L’ordonnance n° 2016-131 du 10 février 2016 portant réforme du droit des contrats et du régime général de la preuve des obligations a été publiée au Journal Officiel le 11 février 2016.
Les dispositions de cette ordonnance rentreront normalement en vigueur le 1er octobre 2016.
Il est à noter que si le droit des contrats est sensiblement remodelé, la réforme de la responsabilité civile contractuelle et précontractuelle fera l’objet d’un projet de loi ultérieur qui sera débattu devant le Parlement.
L’objet du présent « Flash Concurrence » est de présenter de manière synthétique, tel un pense-bête, les principales modifications – sans chercher à être exhaustifs – apportées à notre droit civil des contrats qui se retrouve désormais aux articles 1101 à 1231-7 du sous-titre I dénommé « LE CONTRAT » du Titre III du Livre III du Code civil.
Ce « Flash Concurrence » sera suivi de nombreux autres qui seront respectivement consacrés au déséquilibre significatif, à la détermination du prix, aux clauses de « hardship », à l’information précontractuelle, à la cessation de la relation contractuelle, etc.
I. LA SUPPRESSION DE CERTAINES NOTIONS
- On notera, tout d’abord, la suppression du terme « convention » qui laisse place définitivement au terme « contrat » lequel résulte d’un accord de volontés entre deux ou plusieurs personnes destiné à créer, modifier, transmettre ou éteindre des obligations (article 1101).
- On remarquera également la disparition du concept de cause. Si cela risque de faire discourir les théoriciens du droit, il est loin cependant d’être certain que cela change l’approche des praticiens…

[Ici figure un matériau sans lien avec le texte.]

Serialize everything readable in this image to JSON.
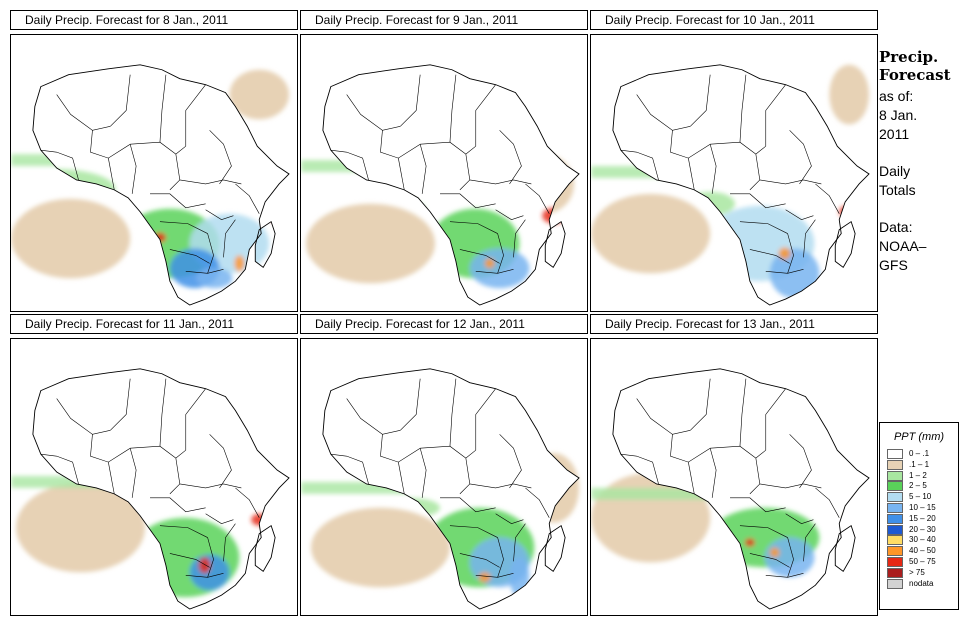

- La notion « d’objet » disparaît également pour être remplacée par celle de « contenu » (article 1128 et articles 1162 et suivants).
Il est prévu désormais que le contrat ne peut déroger à l’ordre public ni par ses stipulations ni par son but, que ce dernier ait été connu ou non par toutes les parties (article 1162).
Nous noterons que cette référence au but renvoie finalement à la notion de cause mais de façon plus lisible et pragmatique.
II. LA MODERNISATION DU DROIT DES CONTRATS PAR LA CONSECRATION DES NOTIONS JURISPRUDENTIELLES
Le toilettage du Code civil commence par l’insertion de dispositions reprenant des solutions jurisprudentielles, pour certaines très anciennes.
En voici les principales :
- Insertion de sections sur les négociations et entrée de l’obligation d’information précontractuelle (articles 1112, 1112-1 et 1112-2).
Le nouvel article 1112 pose en principe l’existence d’un devoir de bonne foi lors des négociations, qui sera au demeurant le fil directeur constant de notre nouveau droit des contrats et a vocation à contrebalancer le principe de liberté contractuelle.
Le devoir d’information précontractuelle fait son apparition à l’article 1112-1, lequel a vocation à sanctionner la rétention d’une information dont l’importance est déterminante pour le consentement de l’autre contractant.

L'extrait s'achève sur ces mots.